Rep. Miller has introduced HB 1031 which would have the effect of reducing public ownership of the Lake Michigan shoreline. I believe this legislation is in response to the 2018 Indiana Supreme Court case of Gunderson v. State. The Court stated:
A century ago, our Court of Appeals recognized that, among those rights acquired upon admission to the Union, the State owns and holds “in trust” the lands under navigable waters within its borders, “including the shores or space between ordinary high and low water marks, for the benefit of the people of the state.”
. . .
[W]e hold that the boundary separating public trust land from privately-owned riparian land along the shores of Lake Michigan is the common-law ordinary high water mark and that, absent an authorized legislative conveyance, the State retains exclusive title up to that boundary.
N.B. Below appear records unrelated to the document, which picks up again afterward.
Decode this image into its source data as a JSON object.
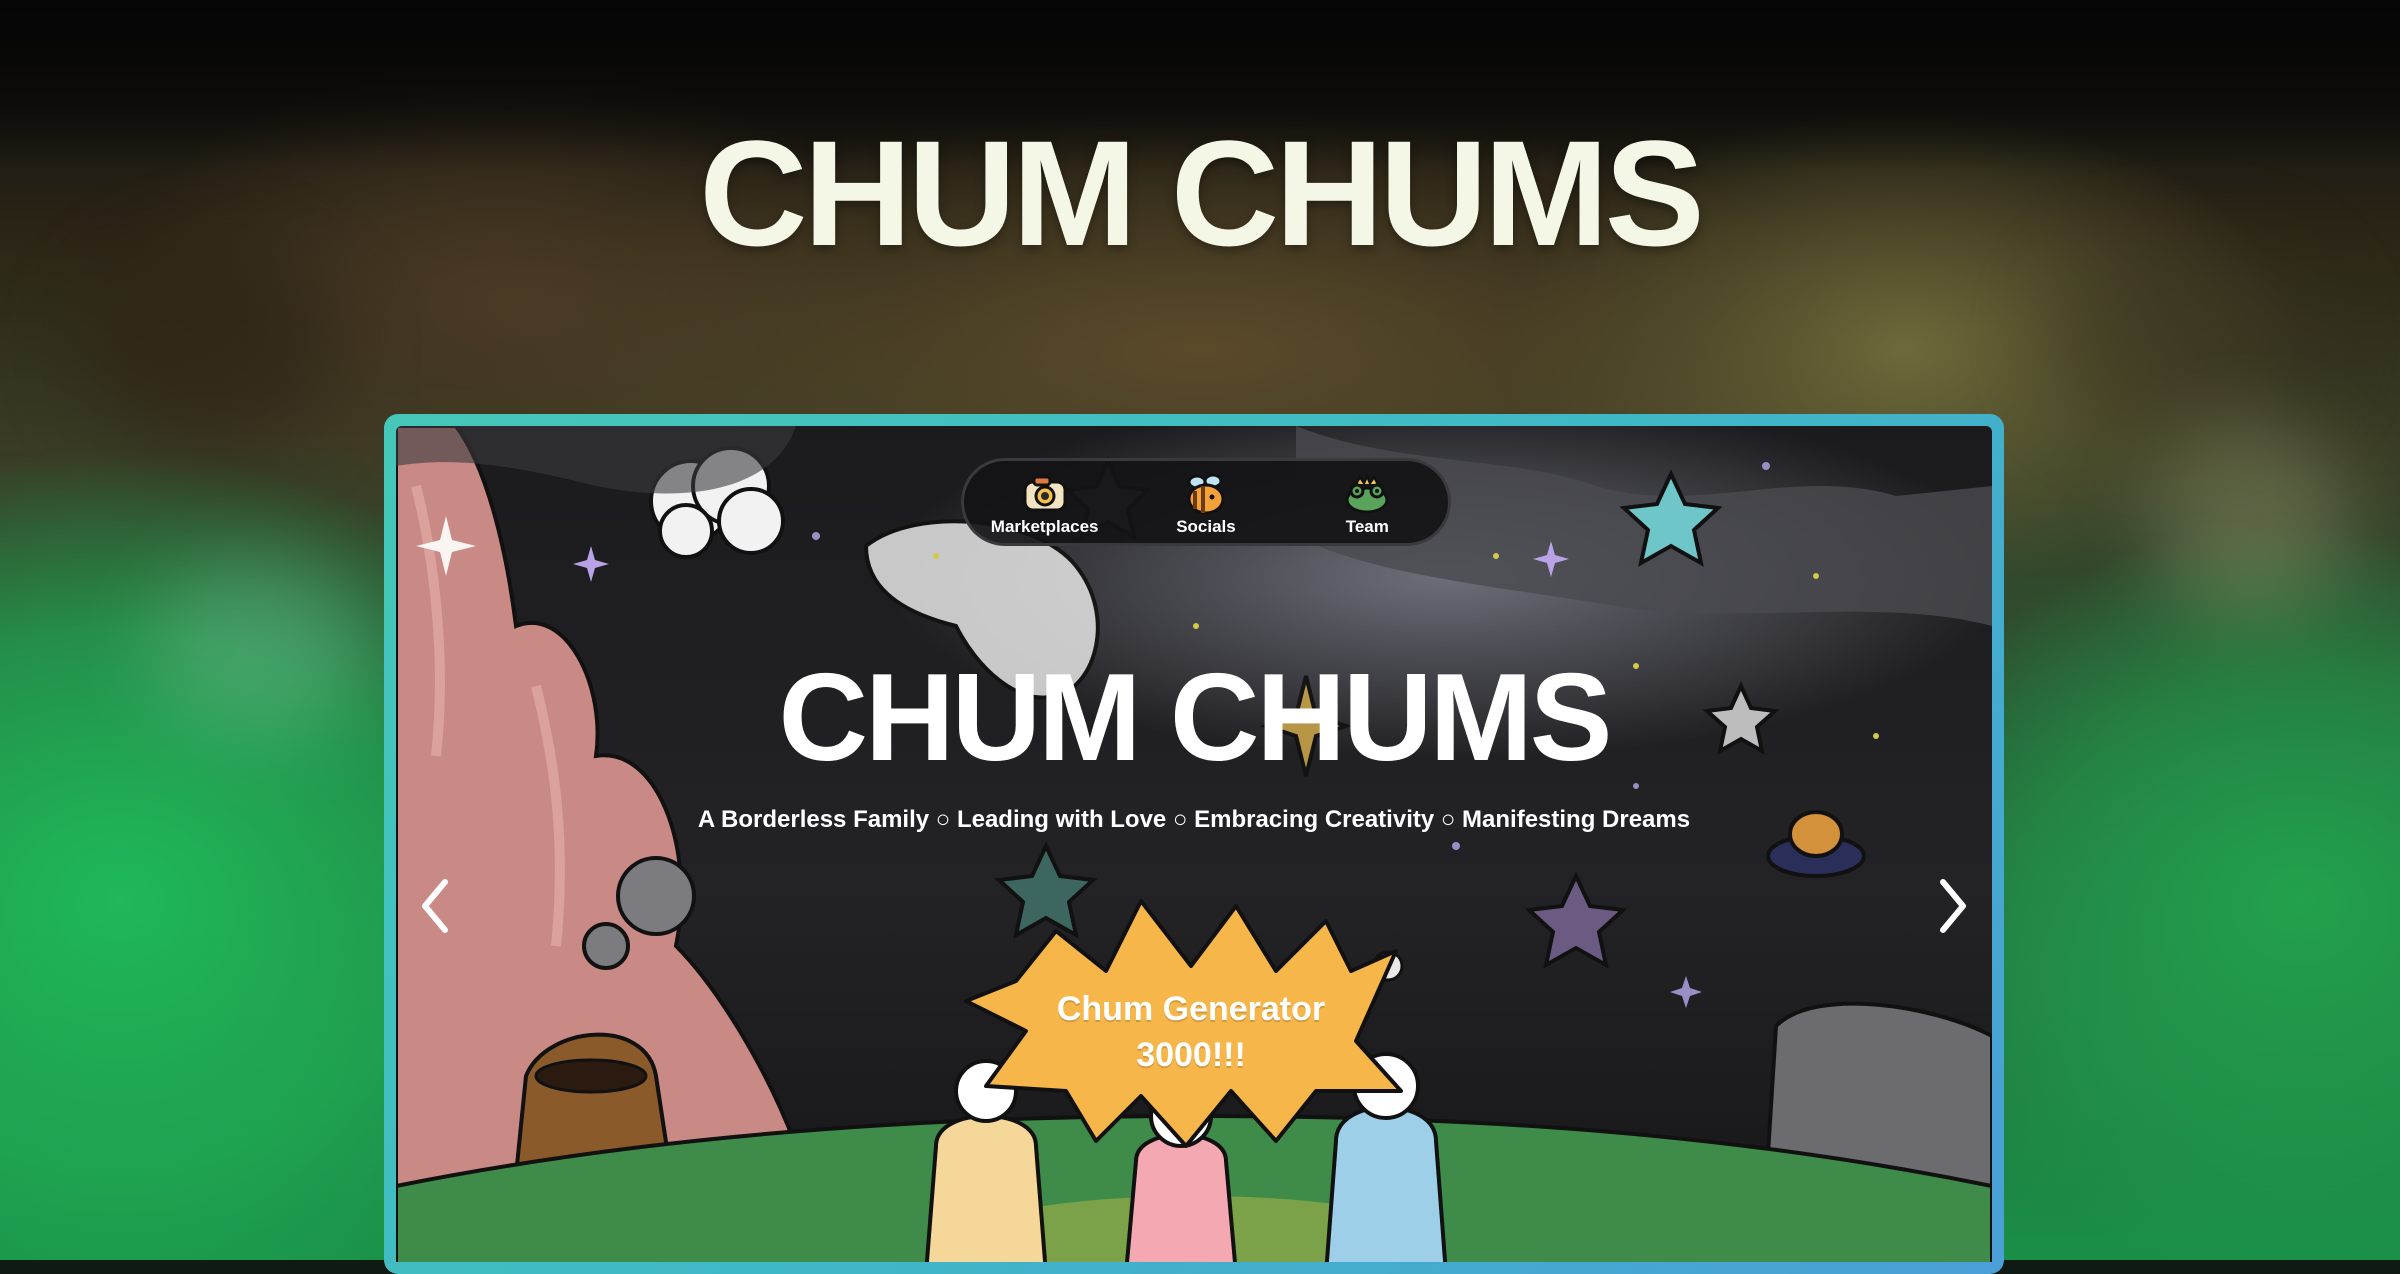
{
  "page": {
    "title": "CHUM CHUMS"
  },
  "nav": {
    "items": [
      {
        "label": "Marketplaces",
        "icon": "camera-icon"
      },
      {
        "label": "Socials",
        "icon": "bee-icon"
      },
      {
        "label": "Team",
        "icon": "frog-icon"
      }
    ]
  },
  "hero": {
    "title": "CHUM CHUMS",
    "tagline": "A Borderless Family ○ Leading with Love ○ Embracing Creativity ○ Manifesting Dreams"
  },
  "generator": {
    "line1": "Chum Generator",
    "line2": "3000!!!"
  },
  "carousel": {
    "prev_icon": "chevron-left-icon",
    "next_icon": "chevron-right-icon"
  },
  "colors": {
    "frame_border": "#45c8b8",
    "generator_bg": "#f6b64a",
    "title_text": "#f4f7e6",
    "nav_bg": "#141416"
  }
}
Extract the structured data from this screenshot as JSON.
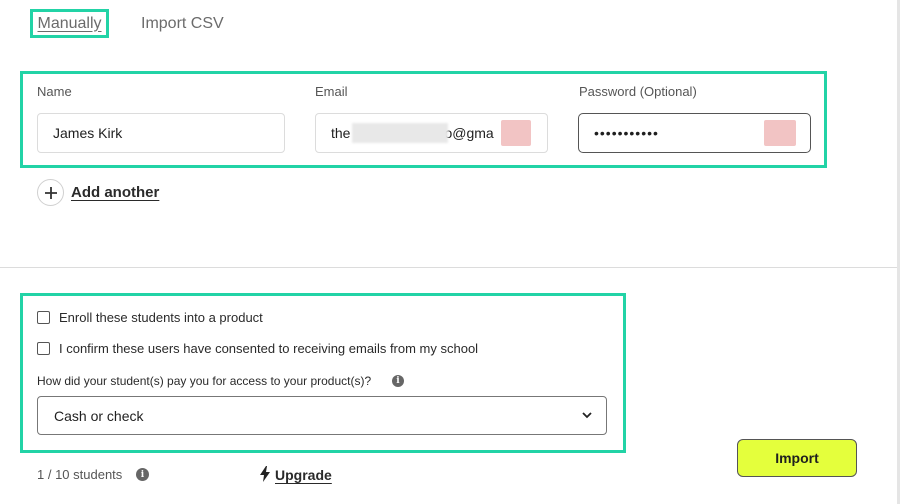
{
  "tabs": [
    {
      "label": "Manually",
      "active": true
    },
    {
      "label": "Import CSV",
      "active": false
    }
  ],
  "user_row": {
    "name": {
      "label": "Name",
      "value": "James Kirk"
    },
    "email": {
      "label": "Email",
      "value_start": "the",
      "value_end": "o@gma"
    },
    "password": {
      "label": "Password (Optional)",
      "value": "•••••••••••"
    }
  },
  "add_another": {
    "icon": "plus-icon",
    "label": "Add another"
  },
  "options": {
    "enroll_label": "Enroll these students into a product",
    "consent_label": "I confirm these users have consented to receiving emails from my school",
    "question": "How did your student(s) pay you for access to your product(s)?",
    "payment_selected": "Cash or check"
  },
  "footer": {
    "student_count": "1 / 10 students",
    "upgrade_label": "Upgrade",
    "import_label": "Import"
  },
  "colors": {
    "highlight": "#22d3a6",
    "import_button": "#e4ff3c"
  }
}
The Court described the basic controversy as being “whether the State holds exclusive title to the exposed shore of Lake Michigan up to the [ordinary high water mark], or whether the Gundersons, as riparian property owners, hold title to the water’s edge, thus excluding public use of the beach. The landowners argued that the boundary was wherever the water met the land at a given moment while the State argued that it was further landward, including the exposed shore. Ultimately, the Supreme Court sided with the State that it holds land in public trust to include the exposed shores as the water periodically recedes. The fact that there is a beach demonstrates that the water covers the area more than occasionally.
There was also an issue where the Department of Natural Resources created an administrative boundary at 581.5 feet above sea level for certain purposes as the ordinary high water mark. The Court determined that, whatever the other uses for that administrative boundary, DNR wouldn’t have the power to relinquish the State’s ownership interest in the land without a clear legislative directive. Absent statutory guidance, the Court held that the public has a common law right at least to walk below the natural OHWM along the shores of Lake Michigan is a protected public use in Indiana. (Landowner’s wanted to say that the public had no particular rights beyond the water’s edge and the State and some public interest intervenors wanted the court to declare that other recreational uses were permitted. The Court demurred beyond saying that the public could walk on the beach, leaving the rest of the public’s rights up to the General Assembly to define.)
HB 1031 seems to relinquish some of the land that the Court declared was held in public trust: It states that the boundary of “private property is determined according to the legal description of the private property in the most recent deed to the property that is recorded in the county recorder’s office” and “to the extent that this section recognizes the existence of private property extending closer to Lake Michigan than the natural ordinary high water mark of Lake Michigan, the state of Indiana relinquishes its ownership of the shore of Lake Michigan.”
However, with respect to the land the public retains, the legislation says that the public can do more than just walk on it. They can also jog or run or engage in other activities in which the participant occupies a space on the beach only temporarily. However, the permitted activities specifically do not include “lying on the beach, playing volleyball, picnicking, or other non-transient activities.”
I’m not going to delve as deeply into this, but the legislation also gives DNR the exclusive authority to determine whether someone can install a seawall. This looks like it’s probably an end-run around Osborne v. the Town of Long Beach (also see a related federal court action) which involves a question about whether an owner’s desire to construct a seawall is subject to the Town’s zoning rules.
lou says
does “navigable waters” play into this at all? i know, as a paddler, its a frequent issue for property owners near a stream or river and whether paddlers can come through. i’ve even seen people string fence across rivers.
Stuart says
Oops. i see that the court gave some leeway. My point still stands. I wonder if he owns beach property. If so, he has no business writing this legislation.
Doug Masson says
To some extent. The starting premise seems to be that the sovereign possesses title “to the beds of navigable waters.” If I’m reading the case right, the court is holding that those “beds” extend to the “ordinary high water mark” rather than merely to the water’s edge at any given point in time.
Stuart says
Just give Lake Michigan a couple of years. The ordinary high water mark will be in the houses.
Stuart says
So this guy represents the Elkhart area? And he’s writing legislation that would make the Lake Michigan shores a patchwork of private property and obstructions so that the public wouldn’t have free access to the beach (aside from runners and walkers)? And what is his agenda? If the Supreme Court has ruled on this, can the State overrule it? This sounds really fishy and could be destructive for the whole area.